Tifüs için ilaç tedavisinin zorunlu bir bileşeni, kristalloid çözeltilerin intravenöz uygulanmasını ve artan diürezi içeren aktif detoksifikasyon tedavisidir. Kardiyovasküler yetmezlik belirtileri eklerken ve ayrıca önleyici amaçlar için, Sulfocamphocaine'in kas içi uygulamasının kullanılması tavsiye edilir.

Tifüste tromboz gelişme riskinin yüksek olması nedeniyle profilaktik amaçlar için hasta Heparin şeklinde antikoagülanlar kullanmalıdır. Ağır bir zehirlenme sendromunun eşlik ettiği şiddetli tifüs seyri, akut adrenal yetmezlik gelişimini önlemek için glukokortikosteroid ilaçların reçete edilmesinin temelini oluşturur.

tifüsün önlenmesi


Her şeyden önce, temel sıhhi ve hijyen standartlarına uyularak ve pediküloza karşı önlemler uygulanarak tifüs gelişimi önlenebilir. Tifo patojenlerinin taşıyıcısı olan bitlerin kontrolü ile ilgili olarak, kirlenmiş çamaşırların taranması, kaynatılması ve sıcak demir ile ütülenmesi yoluyla baş bitinin mekanik olarak uzaklaştırılması şeklinde çeşitli yöntemler kullanılabileceği gibi, kimyasal yöntemler dezenfeksiyon.

Kimyasal dezenfeksiyon için %0,15 konsantrasyonda sulu karbofos emülsiyonu, %5 borik merhem, %10 su-gazyağı emülsiyonu 40 dakika dinlendirilerek kullanılmalıdır. Daha etkili olan, on gün sıklıkta çift tedavidir.

Şu anda, giysi ve çarşafları dezenfekte etmenin en etkili yöntemi haznede işlemedir. Tifüsün spesifik olarak önlenmesine yönelik yöntemler, yalnızca belirli bölgelerde elverişsiz epidemiyolojik koşullarda kullanılır ve hem ölü hem de canlı aşıların kullanılmasını içerir.

Bazı durumlarda toplu biti olan yetişkinler de uygulanır. oral uygulama Butadion, insan kanının iki hafta boyunca bitlere karşı toksik kalması nedeniyle günlük 0.6 g dozunda.

Salgını önleyici tedbirler, tifüslü hastaların derhal hastaneye kaldırılmasını ve buna eşlik eden tam sanitasyon ve hastanın iç çamaşırlarının dezenfekte edilmesini içerir. İyileşenlerin taburcu edilmesi, ateşin giderilmesinden en geç 12 gün sonra gerçekleştirilir.

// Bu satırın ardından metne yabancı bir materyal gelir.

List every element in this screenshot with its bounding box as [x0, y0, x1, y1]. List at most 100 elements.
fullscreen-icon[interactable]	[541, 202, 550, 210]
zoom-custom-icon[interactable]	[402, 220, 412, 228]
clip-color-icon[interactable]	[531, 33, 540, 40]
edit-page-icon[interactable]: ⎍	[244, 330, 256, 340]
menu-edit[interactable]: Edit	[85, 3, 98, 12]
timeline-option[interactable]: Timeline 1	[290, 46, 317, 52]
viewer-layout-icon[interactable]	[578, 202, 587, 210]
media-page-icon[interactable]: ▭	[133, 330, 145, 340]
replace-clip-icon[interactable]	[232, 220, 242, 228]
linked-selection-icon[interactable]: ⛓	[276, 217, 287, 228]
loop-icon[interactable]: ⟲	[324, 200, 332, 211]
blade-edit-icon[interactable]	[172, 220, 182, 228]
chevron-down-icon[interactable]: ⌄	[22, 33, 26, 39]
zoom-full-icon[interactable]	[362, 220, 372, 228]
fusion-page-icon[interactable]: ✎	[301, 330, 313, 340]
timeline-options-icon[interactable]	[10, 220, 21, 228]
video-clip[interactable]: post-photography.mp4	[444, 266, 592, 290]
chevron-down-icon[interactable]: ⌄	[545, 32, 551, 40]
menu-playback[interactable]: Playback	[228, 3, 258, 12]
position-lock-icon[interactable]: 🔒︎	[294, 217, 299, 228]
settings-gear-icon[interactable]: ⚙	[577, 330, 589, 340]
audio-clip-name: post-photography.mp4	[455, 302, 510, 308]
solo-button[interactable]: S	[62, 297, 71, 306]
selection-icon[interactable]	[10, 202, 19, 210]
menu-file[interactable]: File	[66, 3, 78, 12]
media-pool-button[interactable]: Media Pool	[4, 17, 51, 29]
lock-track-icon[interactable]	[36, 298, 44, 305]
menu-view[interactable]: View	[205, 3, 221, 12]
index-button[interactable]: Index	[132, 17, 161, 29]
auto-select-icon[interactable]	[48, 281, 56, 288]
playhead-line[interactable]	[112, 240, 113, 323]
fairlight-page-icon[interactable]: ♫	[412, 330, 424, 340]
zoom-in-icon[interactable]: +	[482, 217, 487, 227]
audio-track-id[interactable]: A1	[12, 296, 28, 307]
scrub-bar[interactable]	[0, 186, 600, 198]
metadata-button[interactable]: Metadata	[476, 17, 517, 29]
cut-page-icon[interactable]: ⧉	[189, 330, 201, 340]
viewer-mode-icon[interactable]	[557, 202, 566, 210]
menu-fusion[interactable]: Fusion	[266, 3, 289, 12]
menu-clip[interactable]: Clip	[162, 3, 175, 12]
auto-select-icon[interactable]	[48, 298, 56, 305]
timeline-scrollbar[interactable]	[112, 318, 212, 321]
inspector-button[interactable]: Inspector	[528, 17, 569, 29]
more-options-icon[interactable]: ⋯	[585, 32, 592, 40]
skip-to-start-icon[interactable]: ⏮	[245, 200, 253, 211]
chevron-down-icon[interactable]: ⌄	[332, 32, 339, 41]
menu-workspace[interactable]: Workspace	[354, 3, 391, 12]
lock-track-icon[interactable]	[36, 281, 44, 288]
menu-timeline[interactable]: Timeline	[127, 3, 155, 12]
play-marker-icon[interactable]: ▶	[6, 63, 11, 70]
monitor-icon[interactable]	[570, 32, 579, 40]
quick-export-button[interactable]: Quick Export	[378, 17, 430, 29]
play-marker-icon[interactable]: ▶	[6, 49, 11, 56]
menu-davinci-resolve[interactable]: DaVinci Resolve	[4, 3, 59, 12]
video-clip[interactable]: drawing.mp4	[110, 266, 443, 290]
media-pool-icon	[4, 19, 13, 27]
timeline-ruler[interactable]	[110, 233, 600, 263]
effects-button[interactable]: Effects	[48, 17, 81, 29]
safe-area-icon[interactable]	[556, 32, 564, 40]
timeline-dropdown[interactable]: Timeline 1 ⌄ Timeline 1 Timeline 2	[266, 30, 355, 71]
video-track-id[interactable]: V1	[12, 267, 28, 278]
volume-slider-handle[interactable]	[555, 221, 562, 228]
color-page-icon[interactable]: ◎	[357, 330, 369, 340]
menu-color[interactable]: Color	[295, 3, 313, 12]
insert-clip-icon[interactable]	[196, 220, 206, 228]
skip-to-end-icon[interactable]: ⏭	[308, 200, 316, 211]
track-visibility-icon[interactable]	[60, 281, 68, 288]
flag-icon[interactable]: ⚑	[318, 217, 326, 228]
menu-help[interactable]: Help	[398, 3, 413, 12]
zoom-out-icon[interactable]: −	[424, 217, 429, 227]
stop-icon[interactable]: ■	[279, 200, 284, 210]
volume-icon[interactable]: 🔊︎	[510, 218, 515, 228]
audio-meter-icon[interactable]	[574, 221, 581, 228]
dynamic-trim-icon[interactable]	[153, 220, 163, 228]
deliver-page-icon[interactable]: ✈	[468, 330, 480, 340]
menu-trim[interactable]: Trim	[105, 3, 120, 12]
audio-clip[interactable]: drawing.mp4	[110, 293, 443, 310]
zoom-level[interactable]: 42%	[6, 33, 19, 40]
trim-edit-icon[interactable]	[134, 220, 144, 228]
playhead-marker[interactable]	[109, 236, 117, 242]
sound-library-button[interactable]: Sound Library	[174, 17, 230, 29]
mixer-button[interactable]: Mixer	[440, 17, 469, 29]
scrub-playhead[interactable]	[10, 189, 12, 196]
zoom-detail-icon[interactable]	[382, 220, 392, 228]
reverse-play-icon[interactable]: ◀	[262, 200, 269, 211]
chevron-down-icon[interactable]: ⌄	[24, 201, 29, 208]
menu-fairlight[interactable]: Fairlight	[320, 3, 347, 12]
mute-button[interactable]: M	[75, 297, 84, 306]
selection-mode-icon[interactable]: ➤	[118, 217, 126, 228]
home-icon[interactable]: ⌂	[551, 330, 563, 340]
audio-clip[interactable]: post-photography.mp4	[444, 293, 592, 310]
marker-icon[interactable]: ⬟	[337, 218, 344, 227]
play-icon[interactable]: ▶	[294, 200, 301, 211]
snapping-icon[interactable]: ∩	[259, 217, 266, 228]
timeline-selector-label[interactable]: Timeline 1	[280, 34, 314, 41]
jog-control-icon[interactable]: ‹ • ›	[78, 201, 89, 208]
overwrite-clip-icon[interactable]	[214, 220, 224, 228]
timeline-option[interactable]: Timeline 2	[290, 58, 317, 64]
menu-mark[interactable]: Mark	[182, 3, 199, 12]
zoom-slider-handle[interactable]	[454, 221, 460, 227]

Tifüslü hastalarla yakın temas halinde olan kişiler, günlük ateş ölçümü yapılması zorunlu olan 25 gün boyunca tıbbi gözleme tabi tutulur. Bazı durumlarda 10 gün boyunca günlük 0,2 g Doksisiklin, 0,6 g günlük doz Rifampisin, 1,5 g günlük doz Tetrasiklin kullanımı ile tifüs temaslıları için acil profilaksi kullanılır. Hasta bir kişinin ziyaret ettiği tesislere% 0,5'lik bir Klorofos çözeltisi uygulanmalı, ardından havalandırma ve ıslak temizleme yapılmalıdır.

Tifüs - hangi doktor yardımcı olacak? Tifüs gelişiminiz varsa veya bundan şüpheleniyorsanız, derhal bulaşıcı hastalık uzmanı, terapist gibi doktorlardan tavsiye almalısınız.